Ransom Riggs: Die Stadt der besonderen Kinder (Buch)

Ransom Riggs
Die Stadt der besonderen Kinder
(Hollow City, 2014)
Aus dem Amerikanischen von Silvia Kinkel
Titelbild: Yelfim Tovbis nach einem Bild des Sammlers John van Noate
Knaur, 2015, Hardcover, 480 Seiten, 16,99 EUR, ISBN 978-3-426-65358-6 (auch als eBook erhältlich)

Von Gunther Barnewald

Drei Jahre hat Autor Ransom Riggs gebraucht, bis er endlich die Fortsetzung seiner zauberhaften Geschichte „Die Insel der besonderen Kinder“ ersonnen und niedergeschrieben hatte. Hier nun die gute und die schlechte Nachricht: Auch der Folgeband ist wieder wunderbar gelungen, strotzt nur so vor Ideen, Phantasie und herrlichen alten Photographien, doch leider endet die Erzählung genauso offen wie der erste Band.
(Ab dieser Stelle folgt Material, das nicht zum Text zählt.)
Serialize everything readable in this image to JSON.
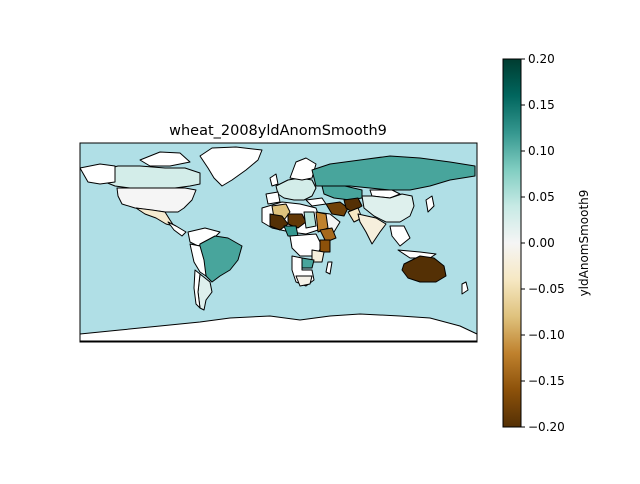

Dies bedeutet leider, dass der Leser wohl wieder auf eine lange Geduldsprobe gestellt werden wird, bis er erfahren darf, wie die spannende Odyssee des jungen Jacob Portman weitergeht (oder dann vielleicht hoffentlich endet, denn die lange Warterei ist eine arge Zumutung, bedenkt man, dass Riggs’ Roman abzüglich der ganzen Schnappschüsse und Kapitelvorblätter kein wirklich umfangreiches Epos ist wie dies zum Beispiel bei George R. R. Martin der Fall ist). Vielleicht sollte der Autor doch lieber Einzelwerke verfassen (oder zumindest Bücher, die in sich abgeschlossene Geschichten erzählen und nicht mittendrin aufhören).

Zur vorliegenden Geschichte: Jacob Portman und die anderen Kinder mit besonderen Fähigkeiten sind vor einer Invasion von Feinden aus einer Schutz gebenden Zeitschleife geflohen und im England des Jahres 1940 gelandet. Leider bombardieren die Nazis London, wohin die Kinder fliehen müssen, wollen sie doch ihre Ymbryne retten, jene Zauberin also, die ihnen in der Zeitschleife Schutz geboten hatte. Leider wurde die Zauberin in ihre ursprüngliche Gestalt eines Raubvogels zurückverwandelt und damit all ihrer Macht beraubt. Verfolgt von den bösen Wights, die fast alle Ymbrynen gefangengesetzt haben (nur in London soll noch eine von ihnen auf freiem Fuß sein), um deren Macht zu stehlen, und bedroht von ungeheuerartigen Hollowgasts, die alle Besonderen entweder gefangennehmen oder töten, müssen die Kinder viele Gefahren hinter sich bringen, um überhaupt erst einmal London zu erreichen. Doch dort sind sie längst nicht in Sicherheit...

Auch das vorliegende Buch besticht durch seine packende, ans Zeitalter der Wunder erinnernde Atmosphäre, stilistische Brillanz (hier auch einen großen Dank an die hervorragende Übersetzerin Silvia Kinkel), Erzählfreude und tolle Ideen.

Leider hat die Geschichte etwa 100 Seiten vor Ende einen bedauerlichen Hänger, bevor erst auf den letzten 30 Seiten sich die Ereignisse dann allzu heftig zu überschlagen beginnen. Dem Autor ist diesmal offensichtlich der Spannungsbogen nicht so gut geglückt wie im Vorgängerband.

Während der klischeehafte Kampf der Guten gegen die Bösen nach wie vor ein deutliches Manko des Buchs ist, erschafft der Autor erneut einige wunderbare übernatürlich Talente: So das unkaputtbare Mädchen mit dem Loch in der Körpermitte, durch welches der jeweilige Hintergrund zu sehen ist, der dürre Gummimensch, der seine Extremitäten extrem verbiegen kann oder die unzertrennlichen Zwillinge, die sich wie Fledermäuse über Ultraschall orientieren und verständigen und die so laut schreien können, dass eine riesige Explosionswelle entsteht. Ganz zu schweigen von der kleinen eisigen Althea. Alle illustriert durch die stilechten (und manchmal natürlich auch diffizil digital bearbeiteten) Photographien aus alter Zeit, welche dieses Buch ebenfalls wieder vortrefflich illuminieren.

Insgesamt eine würdige Fortsetzung, auch wenn der ungeduldige Leser sich einen Abschluss der Erzählung gewünscht hätte, denn bei Riggs’ Arbeitsgeschwindigkeit wird das Warten zur Geduldsprobe (und hat vor allem den Nachteil, dass man sich immer wieder neu in die Geschichte einlesen muss, wenn nach Jahren endlich der Folgeband vorliegt).